O caso do espelho
Era um homem que não sabia quase nada. Morava longe em uma casinha de sapé esquecida nos cafundós da mata.
Um dia, precisando ir à cidade, passou em frente a uma loja e viu um espelho pendurado do lado de fora. O homem abriu a boca. Apertou os olhos. Depois gritou com o espelho nas mãos:
_Mas o que é que o retrato de meu pai está fazendo aqui?
_ Isso é um espelho - explicou o dono da loja.
_ Não sei se é espelho ou se não é, só sei que é o retrato do meu pai.
Os olhos do homem ficaram molhados.
_ O senhor... conheceu meu pai? - perguntou ao comerciante.
O dono da loja sorriu, explicou de novo. Aquilo era um espelho comum, desses de vidro e moldura de madeira.
_ É não! - respondeu o outro - Isso é o retrato de meu pai. É ele sim! Olha o rosto dele. Olha a testa. E o cabelo? E o nariz? E o sorriso meio sem jeito?
O homem quis saber o preço. O comerciante sacudiu os ombros e vendeu o espelho, baratinho.
Naquele dia, o homem que não sabia quase nada, entrou em casa todo contente. Guardou, cuidadoso, o espelho embrulhado na gaveta da penteadeira. A mulher ficou só olhando.

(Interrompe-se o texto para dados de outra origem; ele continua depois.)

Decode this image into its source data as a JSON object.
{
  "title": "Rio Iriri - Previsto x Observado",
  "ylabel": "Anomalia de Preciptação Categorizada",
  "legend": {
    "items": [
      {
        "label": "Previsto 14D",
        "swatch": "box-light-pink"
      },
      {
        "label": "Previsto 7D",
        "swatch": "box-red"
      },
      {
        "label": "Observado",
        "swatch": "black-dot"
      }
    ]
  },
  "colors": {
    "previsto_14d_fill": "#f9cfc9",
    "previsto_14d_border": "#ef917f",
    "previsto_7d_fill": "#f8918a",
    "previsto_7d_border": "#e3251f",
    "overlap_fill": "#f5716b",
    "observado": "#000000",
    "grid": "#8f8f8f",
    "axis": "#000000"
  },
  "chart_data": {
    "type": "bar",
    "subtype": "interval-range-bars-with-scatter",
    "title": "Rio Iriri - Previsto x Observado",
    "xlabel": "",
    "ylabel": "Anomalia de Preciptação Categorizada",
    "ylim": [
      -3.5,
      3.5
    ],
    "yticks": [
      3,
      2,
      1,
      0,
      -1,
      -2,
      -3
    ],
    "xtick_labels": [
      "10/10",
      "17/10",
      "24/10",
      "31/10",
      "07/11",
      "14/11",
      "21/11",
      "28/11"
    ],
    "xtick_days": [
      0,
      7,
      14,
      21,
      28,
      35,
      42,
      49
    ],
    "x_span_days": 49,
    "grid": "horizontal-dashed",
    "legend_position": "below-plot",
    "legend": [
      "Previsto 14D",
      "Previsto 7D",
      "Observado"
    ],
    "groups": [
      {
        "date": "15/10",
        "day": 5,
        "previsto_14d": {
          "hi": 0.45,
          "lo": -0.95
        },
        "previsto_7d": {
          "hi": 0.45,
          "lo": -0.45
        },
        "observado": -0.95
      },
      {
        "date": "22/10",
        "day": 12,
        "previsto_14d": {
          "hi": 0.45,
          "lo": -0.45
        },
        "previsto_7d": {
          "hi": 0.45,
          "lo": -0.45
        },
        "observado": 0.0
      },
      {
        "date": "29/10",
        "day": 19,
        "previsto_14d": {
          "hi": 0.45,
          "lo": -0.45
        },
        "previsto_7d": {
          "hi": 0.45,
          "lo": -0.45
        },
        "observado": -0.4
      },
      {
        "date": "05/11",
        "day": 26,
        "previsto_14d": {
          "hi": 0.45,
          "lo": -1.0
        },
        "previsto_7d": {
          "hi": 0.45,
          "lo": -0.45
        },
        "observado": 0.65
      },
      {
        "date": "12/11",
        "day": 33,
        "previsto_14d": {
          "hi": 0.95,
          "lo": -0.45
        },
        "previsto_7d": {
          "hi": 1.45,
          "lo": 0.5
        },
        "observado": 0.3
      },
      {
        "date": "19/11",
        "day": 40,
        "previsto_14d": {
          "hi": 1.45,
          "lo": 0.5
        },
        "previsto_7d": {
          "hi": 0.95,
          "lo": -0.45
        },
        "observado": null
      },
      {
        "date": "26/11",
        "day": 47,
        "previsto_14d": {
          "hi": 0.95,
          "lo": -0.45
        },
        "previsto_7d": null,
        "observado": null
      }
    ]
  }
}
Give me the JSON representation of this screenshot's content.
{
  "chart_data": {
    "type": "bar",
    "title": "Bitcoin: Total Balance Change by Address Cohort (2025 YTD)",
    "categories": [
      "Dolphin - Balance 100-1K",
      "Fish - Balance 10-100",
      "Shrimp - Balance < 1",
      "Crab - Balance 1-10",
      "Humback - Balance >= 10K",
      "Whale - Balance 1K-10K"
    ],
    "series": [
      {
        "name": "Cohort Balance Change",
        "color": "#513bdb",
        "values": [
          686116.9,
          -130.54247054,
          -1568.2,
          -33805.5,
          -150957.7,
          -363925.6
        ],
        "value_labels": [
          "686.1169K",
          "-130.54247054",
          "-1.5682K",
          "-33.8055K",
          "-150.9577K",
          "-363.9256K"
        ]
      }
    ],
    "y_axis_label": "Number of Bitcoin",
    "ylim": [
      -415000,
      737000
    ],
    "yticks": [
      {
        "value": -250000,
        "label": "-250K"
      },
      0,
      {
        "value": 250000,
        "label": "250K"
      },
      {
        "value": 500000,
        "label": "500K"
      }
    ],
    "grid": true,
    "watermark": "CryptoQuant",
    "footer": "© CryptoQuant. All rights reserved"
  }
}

No outro dia, esperou o marido sair para trabalhar e correu para o quarto. Abrindo a gaveta da prateleira, desembrulhou o espelho, olhou e deu um passo para trás. Fez o sinal da cruz, tapando a boca com as mãos. Em seguida, guardou o espelho na gaveta e saiu chorando.
_ Ah, meu Deus! - gritava ela desorientada. - É o retrato de outra mulher! Meu marido não gosta de mim ! A outra é linda de mais! Que olhos bonitos! Que cabeleira solta! Que pele macia! A diaba é mil vezes mais bonita e mais moça do que eu!
Quando o homem voltou, no fim do dia, achou a casa toda desarrumada. A mulher, chorando sentada no chão, não tinha feito nem a comida.
_ Que é isso, mulher?
_ Ah, seu traidor de uma figa! Quem é aquela jararaca lá no retrato?
_ Que retrato? - perguntou o marido surpreso.
_ Aquele mesmo que você escondeu na gaveta da penteadeira!
O homem não estava entendendo nada.
_ Mas aquilo é o retrato de meu pai!
Indignada a mulher colocou as mãos no peito:
_ Cachorro, sem vergonha, miserável! Pensa que eu não sei a diferença entre um velho lazarento e uma jabiraca safada e horrorosa?
A discussão fervia feito água na chaleira.
_ Velho lazarento coisa nenhuma! - gritou o homem, ofendido.
A mãe da moça morava perto, escutou a gritaria e veio ver o que estava acontecendo. Encontrou a filha chorando feito criança que se perdeu e não consegue mais voltar para casa.
_ Que é isso, menina?
_ Aquele cafajeste arranjou outra!
_ Ela ficou maluca - berrou o homem, de cara amarrada.
_ Ontem eu vi ele escondendo um pacote na gaveta lá no quarto, mãe! Hoje, depois que ele saiu, fui ver o que era. Tá lá! É o retrato de outra mulher!
_ A boa senhora resolveu, ela mesma , verificar o tal retrato.
Entrando no quarto, abriu a gaveta, desembrulhou o pacote e espiou. Soltou uma sonora gargalhada.
_ Só se for o retrato da bisavó dele! A tal fulana é coisa mais enrugada , feia, velha, cacarenta, murcha, arruinada, desengonçada, capenga, careca, caduca, torta e desdentada que eu já vi até hoje!
E completou feliz, abraçando a filha:
_ Fica tranquila. A bruaca do retrato já está com os dois pés na cova!